Millicent looked at her sister, huddled in the darkness. Agnes had stayed in the Cornhull house that morning while Millicent went out to sell the bracelet her sister had found on the body in the Moorfields. The tiny piece had fetched a few shillings on Silver Street, enough to keep them fed for a week or two, though what they would do after that was a mystery. She sighed. ‘I was hardly a nun, Agnes.’

‘Well, you lived among them out at St Leonard’s Bromley. Got their speech, learned to read like a master.’

‘Not quite,’ said Millicent. ‘But I darned their robes, smoothed their wimples.’ She stared at the book, wondering at the peculiar motivations of its maker. ‘Then Sir Humphrey ap-Roger came along, and they put me out as a concubine.’

‘Girl who lives as a nun is a nun, leastwise in my book. Not that this is my book now, by the cross.’
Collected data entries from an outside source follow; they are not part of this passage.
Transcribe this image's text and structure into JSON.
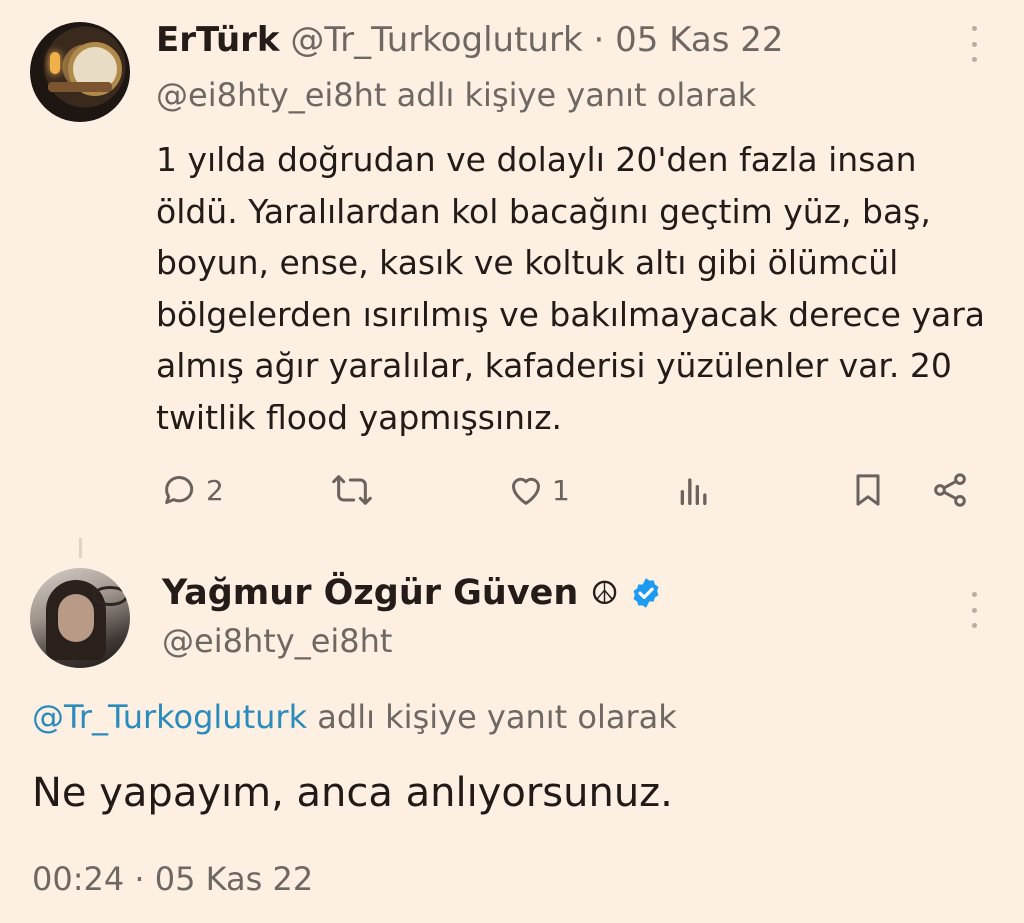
{
  "tweet1": {
    "display_name": "ErTürk",
    "handle": "@Tr_Turkogluturk",
    "separator": "·",
    "date": "05 Kas 22",
    "reply_to_handle": "@ei8hty_ei8ht",
    "reply_to_suffix": "adlı kişiye yanıt olarak",
    "body": "1 yılda doğrudan ve dolaylı 20'den fazla insan öldü. Yaralılardan kol bacağını geçtim yüz, baş, boyun, ense, kasık ve koltuk altı gibi ölümcül bölgelerden ısırılmış ve bakılmayacak derece yara almış ağır yaralılar, kafaderisi yüzülenler var. 20 twitlik flood yapmışsınız.",
    "actions": {
      "reply_count": "2",
      "retweet_count": "",
      "like_count": "1",
      "views_count": ""
    },
    "icons": [
      "reply-icon",
      "retweet-icon",
      "like-icon",
      "views-icon",
      "bookmark-icon",
      "share-icon",
      "more-icon"
    ]
  },
  "tweet2": {
    "display_name": "Yağmur Özgür Güven",
    "emoji": "☮",
    "verified": true,
    "handle": "@ei8hty_ei8ht",
    "reply_to_handle": "@Tr_Turkogluturk",
    "reply_to_suffix": "adlı kişiye yanıt olarak",
    "body": "Ne yapayım, anca anlıyorsunuz.",
    "time": "00:24",
    "separator": "·",
    "date": "05 Kas 22"
  },
  "colors": {
    "background": "#fdf0e3",
    "muted_text": "#6f6862",
    "link": "#2a8bbd",
    "verified": "#1d9bf0",
    "icon": "#6a625c"
  }
}
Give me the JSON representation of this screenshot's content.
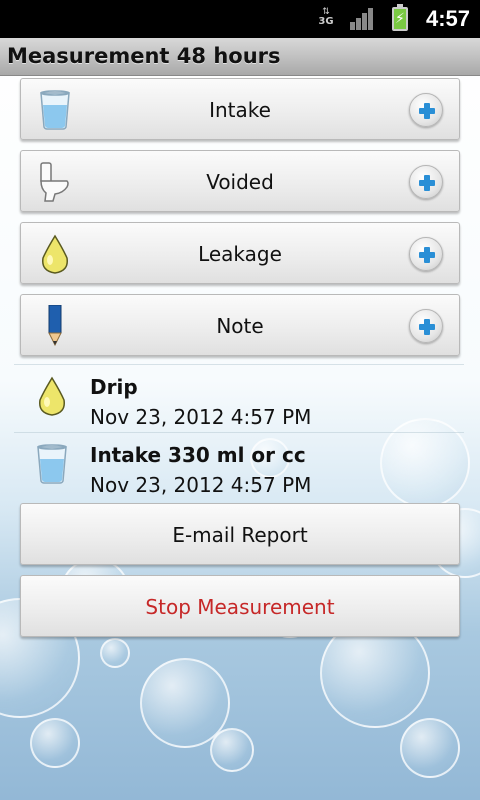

Millicent had just struggled through a second reading of this dark work: a difficult book, filled with words and turns of phrase the Bromley sisters had never taught her. An educated laity is our order’s highest aspiration, Millicent, Prioress Isabel had reminded her many times. To know that God’s teachings are well water to the thirstful – this is one of the central works of our contemplative life. Millicent had cut her teeth on the devotional texts made available to her by the Bromley sisters, though she had never read anything like this. The verse was bumpy, like her heartbeat, with repeated letters throughout and four hammering thumps to each line. Like a minstrel’s romance, sung in the halls of lords.

The bone that he breaketh be baleful of harm,

Nor treachery’s toll with treason within …

A woman with womb that woes him to wander

For love of his lemman, his life worth a leaf …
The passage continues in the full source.